In the various states of society, armies are recruited from very
different motives. Barbarians are urged by the love of war; the citizens
of a free republic may be prompted by a principle of duty; the subjects,
or at least the nobles, of a monarchy, are animated by a sentiment of
honor; but the timid and luxurious inhabitants of a declining empire
must be allured into the service by the hopes of profit, or compelled by
the dread of punishment. The resources of the Roman treasury were
exhausted by the increase of pay, by the repetition of donatives, and by
the invention of new emolument and indulgences, which, in the opinion of
the provincial youth might compensate the hardships and dangers of a
military life. Yet, although the stature was lowered, although slaves,
least by a tacit connivance, were indiscriminately received into the
ranks, the insurmountable difficulty of procuring a regular and adequate
supply of volunteers, obliged the emperors to adopt more effectual and
coercive methods. The lands bestowed on the veterans, as the free reward
of their valor were henceforward granted under a condition which contain
the first rudiments of the feudal tenures; that their sons, who
succeeded to the inheritance, should devote themselves to the profession
of arms, as soon as they attained the age of manhood; and their cowardly
refusal was punished by the lose of honor, of fortune, or even of life.

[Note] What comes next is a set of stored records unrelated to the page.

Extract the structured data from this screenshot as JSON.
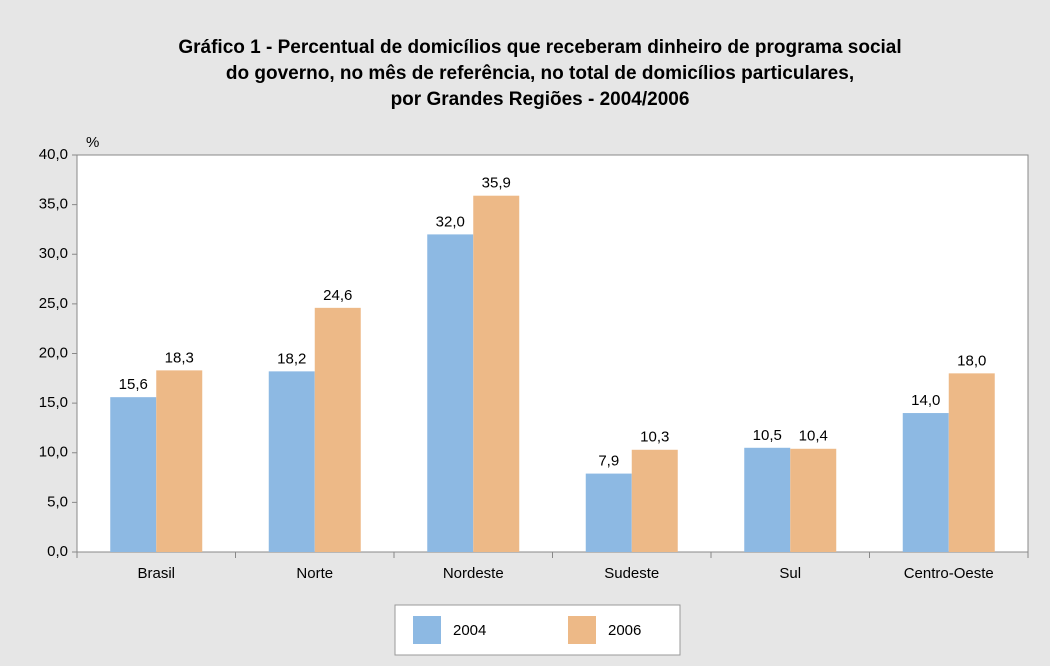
{
  "chart_data": {
    "type": "bar",
    "title": [
      "Gráfico 1 - Percentual de domicílios que receberam dinheiro de programa social",
      "do governo, no mês de referência, no total de domicílios particulares,",
      "por Grandes Regiões - 2004/2006"
    ],
    "y_label": "%",
    "categories": [
      "Brasil",
      "Norte",
      "Nordeste",
      "Sudeste",
      "Sul",
      "Centro-Oeste"
    ],
    "series": [
      {
        "name": "2004",
        "color": "#8db9e3",
        "values": [
          15.6,
          18.2,
          32.0,
          7.9,
          10.5,
          14.0
        ],
        "value_labels": [
          "15,6",
          "18,2",
          "32,0",
          "7,9",
          "10,5",
          "14,0"
        ]
      },
      {
        "name": "2006",
        "color": "#edb987",
        "values": [
          18.3,
          24.6,
          35.9,
          10.3,
          10.4,
          18.0
        ],
        "value_labels": [
          "18,3",
          "24,6",
          "35,9",
          "10,3",
          "10,4",
          "18,0"
        ]
      }
    ],
    "ylim": [
      0,
      40
    ],
    "yticks": [
      {
        "value": 0,
        "label": "0,0"
      },
      {
        "value": 5,
        "label": "5,0"
      },
      {
        "value": 10,
        "label": "10,0"
      },
      {
        "value": 15,
        "label": "15,0"
      },
      {
        "value": 20,
        "label": "20,0"
      },
      {
        "value": 25,
        "label": "25,0"
      },
      {
        "value": 30,
        "label": "30,0"
      },
      {
        "value": 35,
        "label": "35,0"
      },
      {
        "value": 40,
        "label": "40,0"
      }
    ],
    "grid": false
  }
}
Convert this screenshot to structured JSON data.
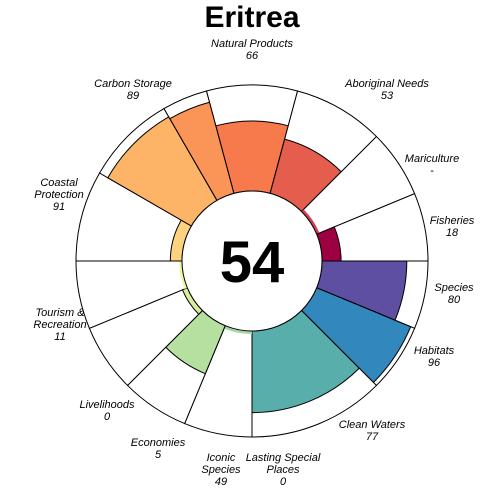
{
  "chart_data": {
    "type": "flower",
    "title": "Eritrea",
    "center_score": "54",
    "value_range": [
      0,
      100
    ],
    "petals": [
      {
        "label": "Natural Products",
        "value": 66,
        "value_text": "66",
        "color": "#f67a4b",
        "start_angle": -15,
        "end_angle": 15
      },
      {
        "label": "Aboriginal Needs",
        "value": 53,
        "value_text": "53",
        "color": "#e45d4d",
        "start_angle": 15,
        "end_angle": 45
      },
      {
        "label": "Mariculture",
        "value": null,
        "value_text": "-",
        "color": "#d53e4f",
        "start_angle": 45,
        "end_angle": 67.5
      },
      {
        "label": "Fisheries",
        "value": 18,
        "value_text": "18",
        "color": "#9e0142",
        "start_angle": 67.5,
        "end_angle": 90
      },
      {
        "label": "Species",
        "value": 80,
        "value_text": "80",
        "color": "#5e4fa2",
        "start_angle": 90,
        "end_angle": 112.5
      },
      {
        "label": "Habitats",
        "value": 96,
        "value_text": "96",
        "color": "#3288bd",
        "start_angle": 112.5,
        "end_angle": 135
      },
      {
        "label": "Clean Waters",
        "value": 77,
        "value_text": "77",
        "color": "#57aeaa",
        "start_angle": 135,
        "end_angle": 180
      },
      {
        "label": "Lasting Special Places",
        "value": 0,
        "value_text": "0",
        "color": "#9fd6a4",
        "start_angle": 180,
        "end_angle": 202.5
      },
      {
        "label": "Iconic Species",
        "value": 49,
        "value_text": "49",
        "color": "#b5e09f",
        "start_angle": 202.5,
        "end_angle": 225
      },
      {
        "label": "Economies",
        "value": 5,
        "value_text": "5",
        "color": "#d7ee9a",
        "start_angle": 225,
        "end_angle": 247.5
      },
      {
        "label": "Livelihoods",
        "value": 0,
        "value_text": "0",
        "color": "#f0f8a8",
        "start_angle": 247.5,
        "end_angle": 270
      },
      {
        "label": "Tourism & Recreation",
        "value": 11,
        "value_text": "11",
        "color": "#fed27f",
        "start_angle": 270,
        "end_angle": 300
      },
      {
        "label": "Coastal Protection",
        "value": 91,
        "value_text": "91",
        "color": "#fdb466",
        "start_angle": 300,
        "end_angle": 330
      },
      {
        "label": "Carbon Storage",
        "value": 89,
        "value_text": "89",
        "color": "#fa9457",
        "start_angle": 330,
        "end_angle": 345
      }
    ]
  }
}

But as the annual growth of the sons of the veterans bore a very small
proportion to the demands of the service, levies of men were frequently
required from the provinces, and every proprietor was obliged either to
take up arms, or to procure a substitute, or to purchase his exemption
by the payment of a heavy fine. The sum of forty-two pieces of gold, to
which it was reduced, ascertains the exorbitant price of volunteers, and
the reluctance with which the government admitted of this alterative.
Such was the horror for the profession of a soldier, which had affected
the minds of the degenerate Romans, that many of the youth of Italy and
the provinces chose to cut off the fingers of their right hand, to
escape from being pressed into the service; and this strange expedient
was so commonly practised, as to deserve the severe animadversion of the
laws, and a peculiar name in the Latin language.